Erst wenn wir begreifen, welcher unendlichen restlosen Liebe dadurch uns unser Herr teilhaftig macht, können wir Gott Dankbar sein. Das Beispiel dafür gibt uns Jesus Christus selbst, indem er, bevor er das Brot bricht und seinen Jüngern den Wein kredenzt, ein Dankgebet ausspricht (Lk 22, 19 – 20; 1. Kor 11, 23 – 24). Diesem Beispiel folgt auch der Liturg während der Heiligen Liturgie und spricht ein Dankgebet, in dem er sich für die Werke Gottes bedankt – nämlich für die Schöpfung des Menschen, für die Göttliche Fürsorge um die Schöpfung, für das Rettungswerk Jesu Christi. So lobpreist er den Vater, den Sohn und den Heiligen Geist. Neben diesem Dankgebet sprechen die Geistlichen auch ein Gebet, in dem sie das Erbarmen Gottes sowohl für die Gestorbenen wie auch für die Lebenden erbitten.
Lassen wir also zu, dass der Siegel des Sieges und des Friedens durch das Kreuzzeichen und den Empfang der Hl. Kommunion auf uns wirkt. Denn in der Gestalt von Brot und Wein gab uns Jesus Christus seinen Leib und sein Blut und befahl, dieses Mysterium zu seinem Gedächtnis zu feiern. Das tut die von Jesus Christus geleitete Kirche von der apostolischen Zeit und bis in Ewigkeit während der Heiligen Liturgie.

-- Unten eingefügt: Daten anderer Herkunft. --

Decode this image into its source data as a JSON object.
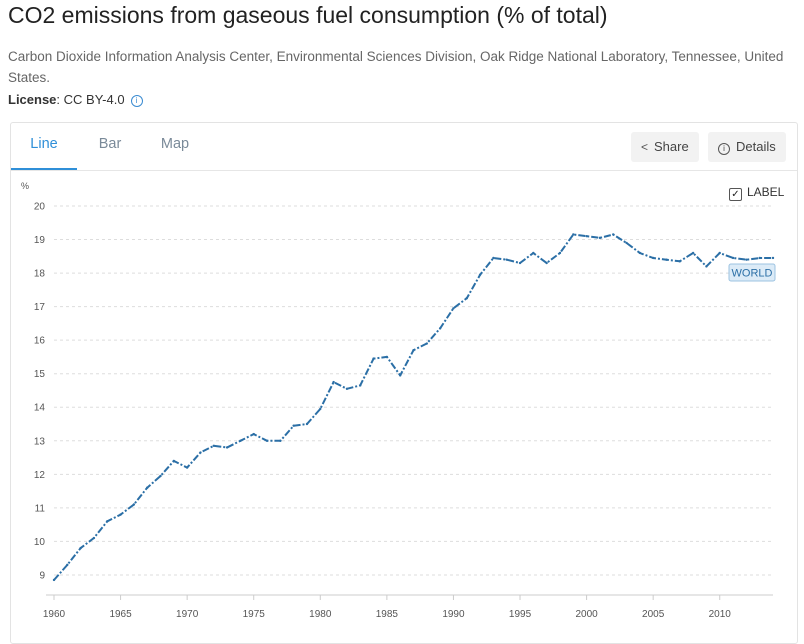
{
  "page": {
    "title": "CO2 emissions from gaseous fuel consumption (% of total)",
    "source": "Carbon Dioxide Information Analysis Center, Environmental Sciences Division, Oak Ridge National Laboratory, Tennessee, United States.",
    "license_label": "License",
    "license_value": ": CC BY-4.0"
  },
  "tabs": [
    {
      "label": "Line",
      "active": true
    },
    {
      "label": "Bar",
      "active": false
    },
    {
      "label": "Map",
      "active": false
    }
  ],
  "toolbar": {
    "share_label": "Share",
    "details_label": "Details",
    "share_icon": "share-icon",
    "details_icon": "info-icon"
  },
  "label_toggle": {
    "label": "LABEL",
    "checked": true
  },
  "colors": {
    "accent": "#2f8fd8",
    "series": "#2b6fa6",
    "grid": "#dddddd"
  },
  "chart_data": {
    "type": "line",
    "ylabel": "%",
    "xlim": [
      1960,
      2014
    ],
    "ylim": [
      8.7,
      20
    ],
    "yticks": [
      9,
      10,
      11,
      12,
      13,
      14,
      15,
      16,
      17,
      18,
      19,
      20
    ],
    "xticks": [
      1960,
      1965,
      1970,
      1975,
      1980,
      1985,
      1990,
      1995,
      2000,
      2005,
      2010
    ],
    "grid": "horizontal-dashed",
    "series": [
      {
        "name": "WORLD",
        "x": [
          1960,
          1961,
          1962,
          1963,
          1964,
          1965,
          1966,
          1967,
          1968,
          1969,
          1970,
          1971,
          1972,
          1973,
          1974,
          1975,
          1976,
          1977,
          1978,
          1979,
          1980,
          1981,
          1982,
          1983,
          1984,
          1985,
          1986,
          1987,
          1988,
          1989,
          1990,
          1991,
          1992,
          1993,
          1994,
          1995,
          1996,
          1997,
          1998,
          1999,
          2000,
          2001,
          2002,
          2003,
          2004,
          2005,
          2006,
          2007,
          2008,
          2009,
          2010,
          2011,
          2012,
          2013,
          2014
        ],
        "values": [
          8.85,
          9.3,
          9.8,
          10.1,
          10.6,
          10.8,
          11.1,
          11.6,
          11.95,
          12.4,
          12.2,
          12.65,
          12.85,
          12.8,
          13.0,
          13.2,
          13.0,
          13.0,
          13.45,
          13.5,
          13.95,
          14.75,
          14.55,
          14.65,
          15.45,
          15.5,
          14.95,
          15.7,
          15.9,
          16.35,
          16.95,
          17.25,
          17.95,
          18.45,
          18.4,
          18.3,
          18.6,
          18.3,
          18.6,
          19.15,
          19.1,
          19.05,
          19.15,
          18.9,
          18.6,
          18.45,
          18.4,
          18.35,
          18.6,
          18.2,
          18.6,
          18.45,
          18.4,
          18.45,
          18.45
        ]
      }
    ]
  }
}
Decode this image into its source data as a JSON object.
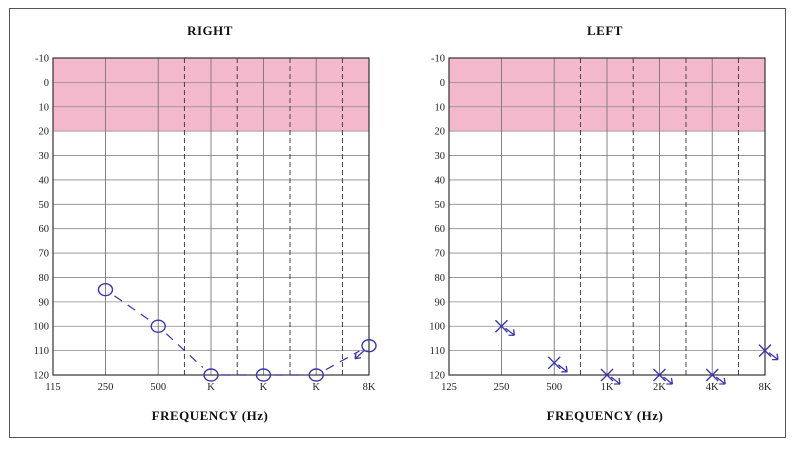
{
  "chart_data": [
    {
      "type": "scatter",
      "title": "RIGHT",
      "xlabel": "FREQUENCY (Hz)",
      "ylabel": "",
      "ylim": [
        -10,
        120
      ],
      "y_ticks": [
        "-10",
        "0",
        "10",
        "20",
        "30",
        "40",
        "50",
        "60",
        "70",
        "80",
        "90",
        "100",
        "110",
        "120"
      ],
      "x_ticks": [
        "115",
        "250",
        "500",
        "K",
        "K",
        "K",
        "8K"
      ],
      "shaded_band": {
        "from": -10,
        "to": 20,
        "color": "#f4b8cc"
      },
      "marker": "O",
      "marker_color": "#3a36a8",
      "series": [
        {
          "x": [
            250,
            500,
            1000,
            2000,
            4000,
            8000
          ],
          "values": [
            85,
            100,
            120,
            120,
            120,
            108
          ]
        }
      ]
    },
    {
      "type": "scatter",
      "title": "LEFT",
      "xlabel": "FREQUENCY (Hz)",
      "ylabel": "",
      "ylim": [
        -10,
        120
      ],
      "y_ticks": [
        "-10",
        "0",
        "10",
        "20",
        "30",
        "40",
        "50",
        "60",
        "70",
        "80",
        "90",
        "100",
        "110",
        "120"
      ],
      "x_ticks": [
        "125",
        "250",
        "500",
        "1K",
        "2K",
        "4K",
        "8K"
      ],
      "shaded_band": {
        "from": -10,
        "to": 20,
        "color": "#f4b8cc"
      },
      "marker": "X",
      "marker_color": "#3a36a8",
      "series": [
        {
          "x": [
            250,
            500,
            1000,
            2000,
            4000,
            8000
          ],
          "values": [
            100,
            115,
            120,
            120,
            120,
            110
          ]
        }
      ]
    }
  ]
}
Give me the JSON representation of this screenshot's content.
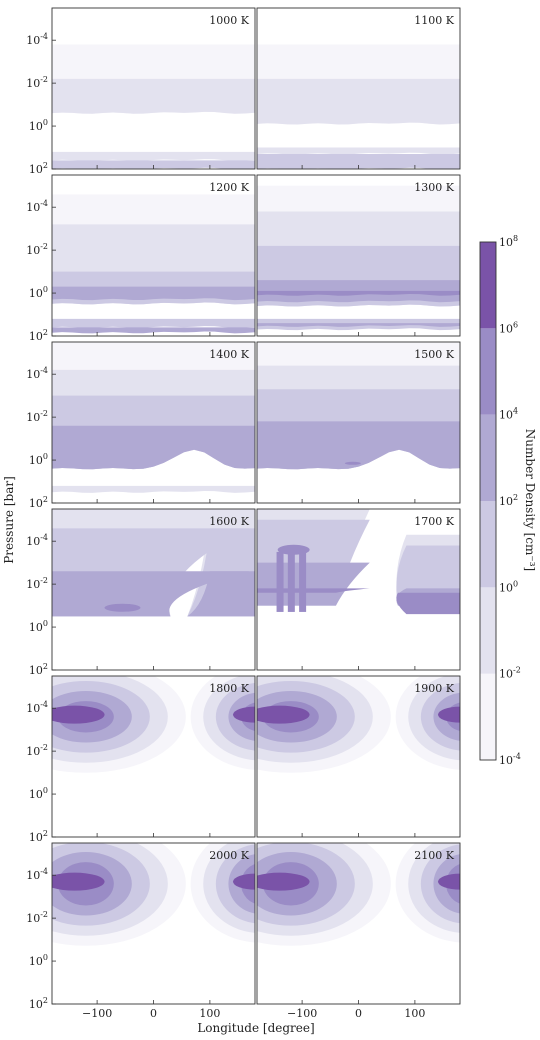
{
  "figure": {
    "xlabel": "Longitude [degree]",
    "ylabel": "Pressure [bar]",
    "x_ticks": [
      -100,
      0,
      100
    ],
    "x_range": [
      -180,
      180
    ],
    "y_range_log10": [
      -5.5,
      2
    ],
    "y_ticks": [
      {
        "exp": "-4",
        "value": 0.0001
      },
      {
        "exp": "-2",
        "value": 0.01
      },
      {
        "exp": "0",
        "value": 1
      },
      {
        "exp": "2",
        "value": 100
      }
    ]
  },
  "colorbar": {
    "label": "Number Density [cm⁻³]",
    "levels": [
      {
        "exp": "-4",
        "color": "#f6f5fa"
      },
      {
        "exp": "-2",
        "color": "#e3e2ef"
      },
      {
        "exp": "0",
        "color": "#ccc9e3"
      },
      {
        "exp": "2",
        "color": "#b0a9d3"
      },
      {
        "exp": "4",
        "color": "#9a8cc6"
      },
      {
        "exp": "6",
        "color": "#7a53a8"
      },
      {
        "exp": "8",
        "color": "#7a53a8"
      }
    ],
    "band_colors": [
      "#f6f5fa",
      "#e3e2ef",
      "#ccc9e3",
      "#b0a9d3",
      "#9a8cc6",
      "#7a53a8"
    ]
  },
  "chart_data": {
    "type": "heatmap",
    "description_note": "Filled contour maps of number density vs longitude and pressure for 12 temperatures",
    "panels": [
      {
        "label": "1000 K",
        "regime": "cool",
        "bands": [
          {
            "top": -3.8,
            "bot": -0.6,
            "level": 0
          },
          {
            "top": -2.2,
            "bot": -0.6,
            "level": 1
          },
          {
            "top": 1.2,
            "bot": 1.6,
            "level": 1
          },
          {
            "top": 1.6,
            "bot": 2,
            "level": 2
          }
        ]
      },
      {
        "label": "1100 K",
        "regime": "cool",
        "bands": [
          {
            "top": -3.8,
            "bot": -0.1,
            "level": 0
          },
          {
            "top": -2.2,
            "bot": -0.1,
            "level": 1
          },
          {
            "top": 1.0,
            "bot": 1.3,
            "level": 1
          },
          {
            "top": 1.3,
            "bot": 2,
            "level": 2
          }
        ]
      },
      {
        "label": "1200 K",
        "regime": "cool",
        "bands": [
          {
            "top": -4.6,
            "bot": 0.5,
            "level": 0
          },
          {
            "top": -3.2,
            "bot": 0.5,
            "level": 1
          },
          {
            "top": -1.0,
            "bot": 0.5,
            "level": 2
          },
          {
            "top": -0.3,
            "bot": 0.3,
            "level": 3
          },
          {
            "top": 1.2,
            "bot": 1.6,
            "level": 2
          },
          {
            "top": 1.6,
            "bot": 1.85,
            "level": 3
          }
        ]
      },
      {
        "label": "1300 K",
        "regime": "cool",
        "bands": [
          {
            "top": -5,
            "bot": 0.6,
            "level": 0
          },
          {
            "top": -3.8,
            "bot": 0.6,
            "level": 1
          },
          {
            "top": -2.2,
            "bot": 0.6,
            "level": 2
          },
          {
            "top": -0.6,
            "bot": 0.4,
            "level": 3
          },
          {
            "top": -0.1,
            "bot": 0.1,
            "level": 4
          },
          {
            "top": 1.2,
            "bot": 1.7,
            "level": 2
          },
          {
            "top": 1.4,
            "bot": 1.55,
            "level": 3
          }
        ]
      },
      {
        "label": "1400 K",
        "regime": "warm",
        "bands": [
          {
            "top": -5.5,
            "bot": 0.4,
            "level": 0
          },
          {
            "top": -4.2,
            "bot": 0.4,
            "level": 1
          },
          {
            "top": -3.0,
            "bot": 0.4,
            "level": 2
          },
          {
            "top": -1.6,
            "bot": 0.4,
            "level": 3
          },
          {
            "top": 1.2,
            "bot": 1.5,
            "level": 1
          }
        ]
      },
      {
        "label": "1500 K",
        "regime": "warm",
        "bands": [
          {
            "top": -5.5,
            "bot": 0.4,
            "level": 0
          },
          {
            "top": -4.4,
            "bot": 0.4,
            "level": 1
          },
          {
            "top": -3.3,
            "bot": 0.4,
            "level": 2
          },
          {
            "top": -1.8,
            "bot": 0.4,
            "level": 3
          }
        ]
      },
      {
        "label": "1600 K",
        "regime": "split",
        "bands": [
          {
            "top": -5.5,
            "bot": -0.5,
            "level": 1
          },
          {
            "top": -4.6,
            "bot": -0.5,
            "level": 2
          },
          {
            "top": -2.6,
            "bot": -0.5,
            "level": 3
          }
        ]
      },
      {
        "label": "1700 K",
        "regime": "split",
        "bands": [
          {
            "top": -5.5,
            "bot": -1.0,
            "level": 1
          },
          {
            "top": -5.0,
            "bot": -1.0,
            "level": 2
          },
          {
            "top": -3.0,
            "bot": -1.0,
            "level": 3
          },
          {
            "top": -1.8,
            "bot": -1.6,
            "level": 4
          }
        ]
      },
      {
        "label": "1800 K",
        "regime": "hot"
      },
      {
        "label": "1900 K",
        "regime": "hot"
      },
      {
        "label": "2000 K",
        "regime": "hot"
      },
      {
        "label": "2100 K",
        "regime": "hot"
      }
    ]
  }
}
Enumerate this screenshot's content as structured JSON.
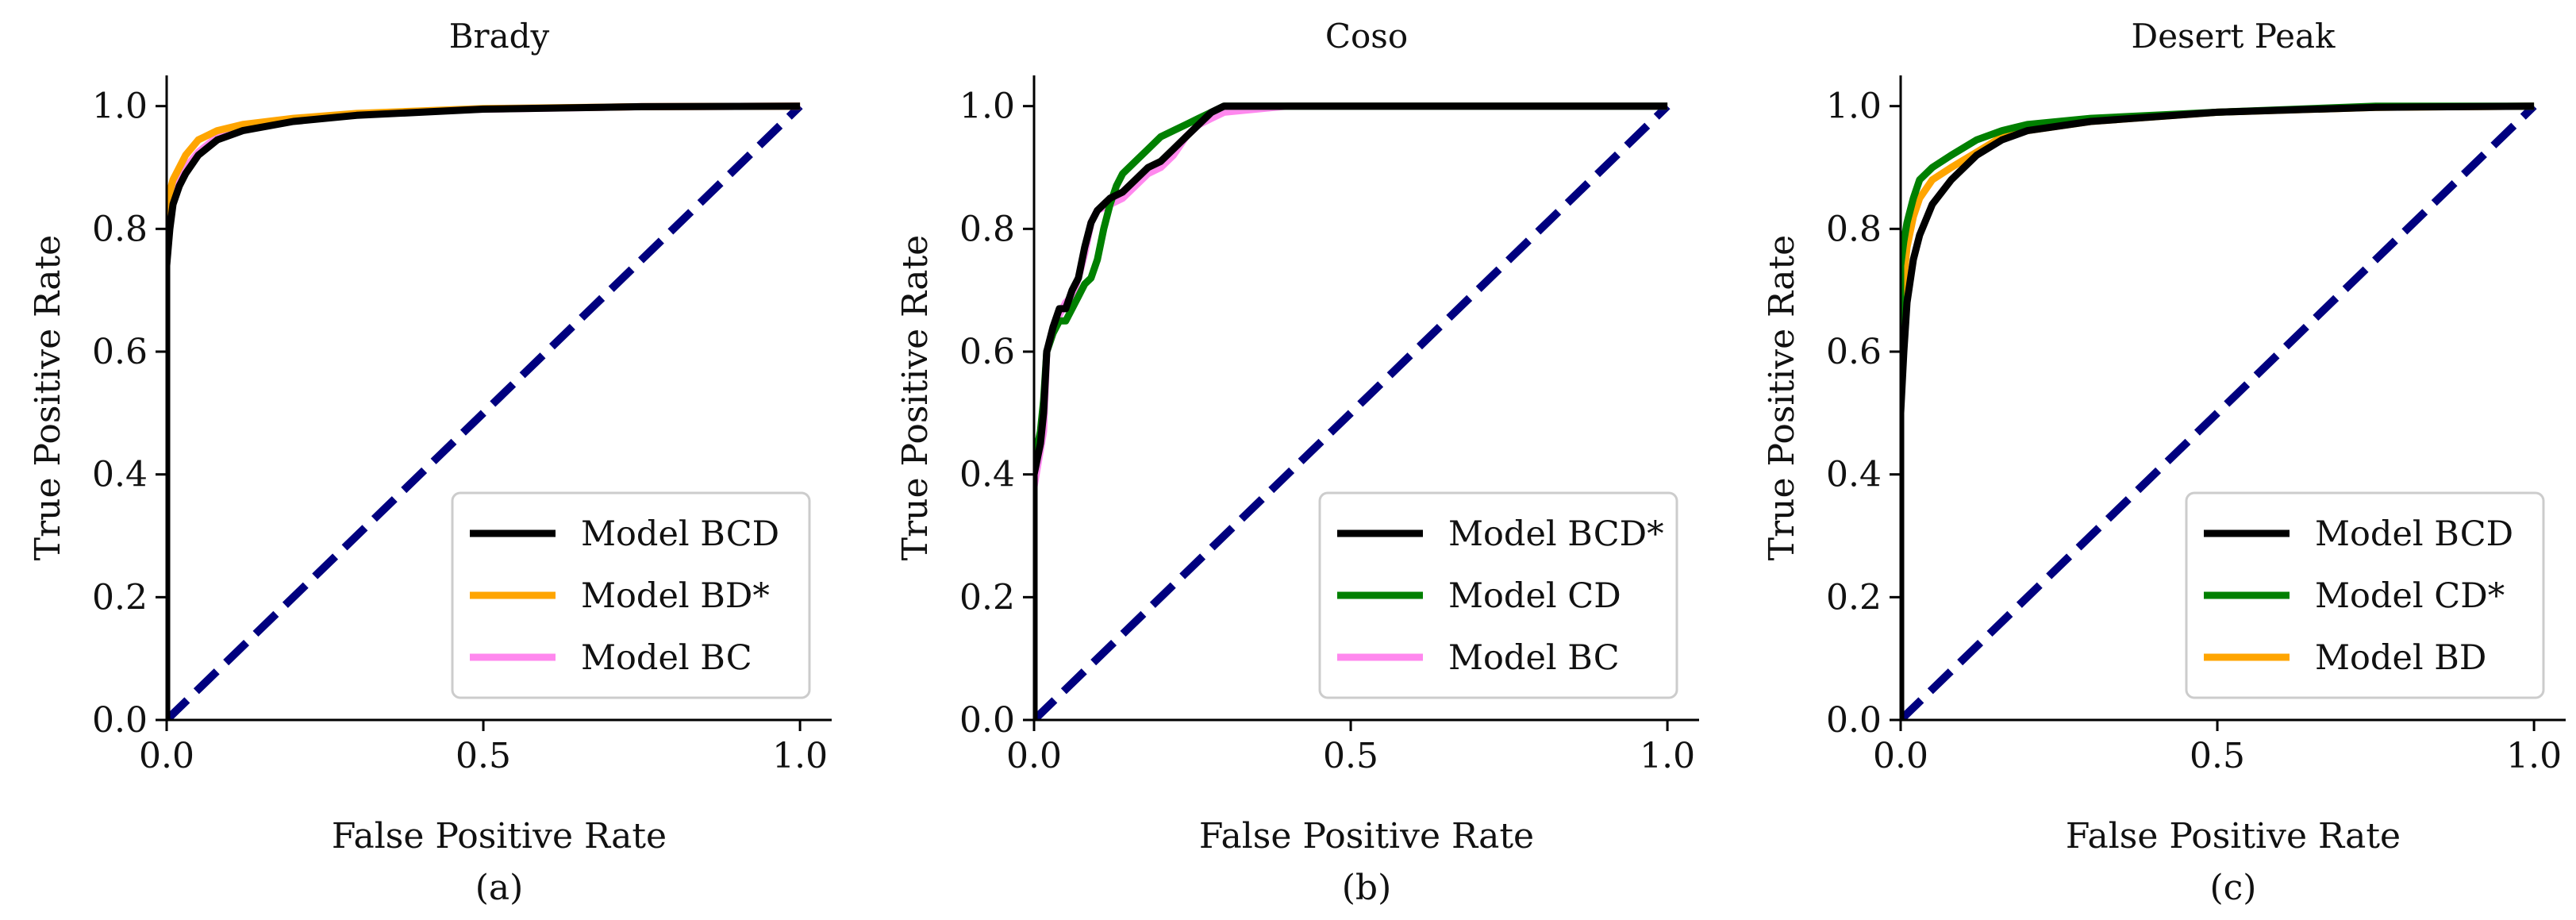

Verfehlen Sie also nicht den Weg zur Kirche, zum gemeinsamen Gebet in der Gemeinschaft der Gläubigen, denn nur hier finden sie das lebendigmachende Zeichen des Heiligen Kreuzes, hier finden Sie den, durch dem dieses Zeichen geheiligt wurde, und nur hier finden sie die Möglichkeit sich mit ihm, dem Herrn Jesus Christus, und mit seiner Kirche zu vereinen und zu Erben des ewigen Lebens zu werden.
Kommet also, ihr Gläubige, preiset den Herrn, preiset die Waffe des Sieges gegen den Feind und betet den Vater, den Sohn und den Heiligen Geist in Ewigkeit an. Amen.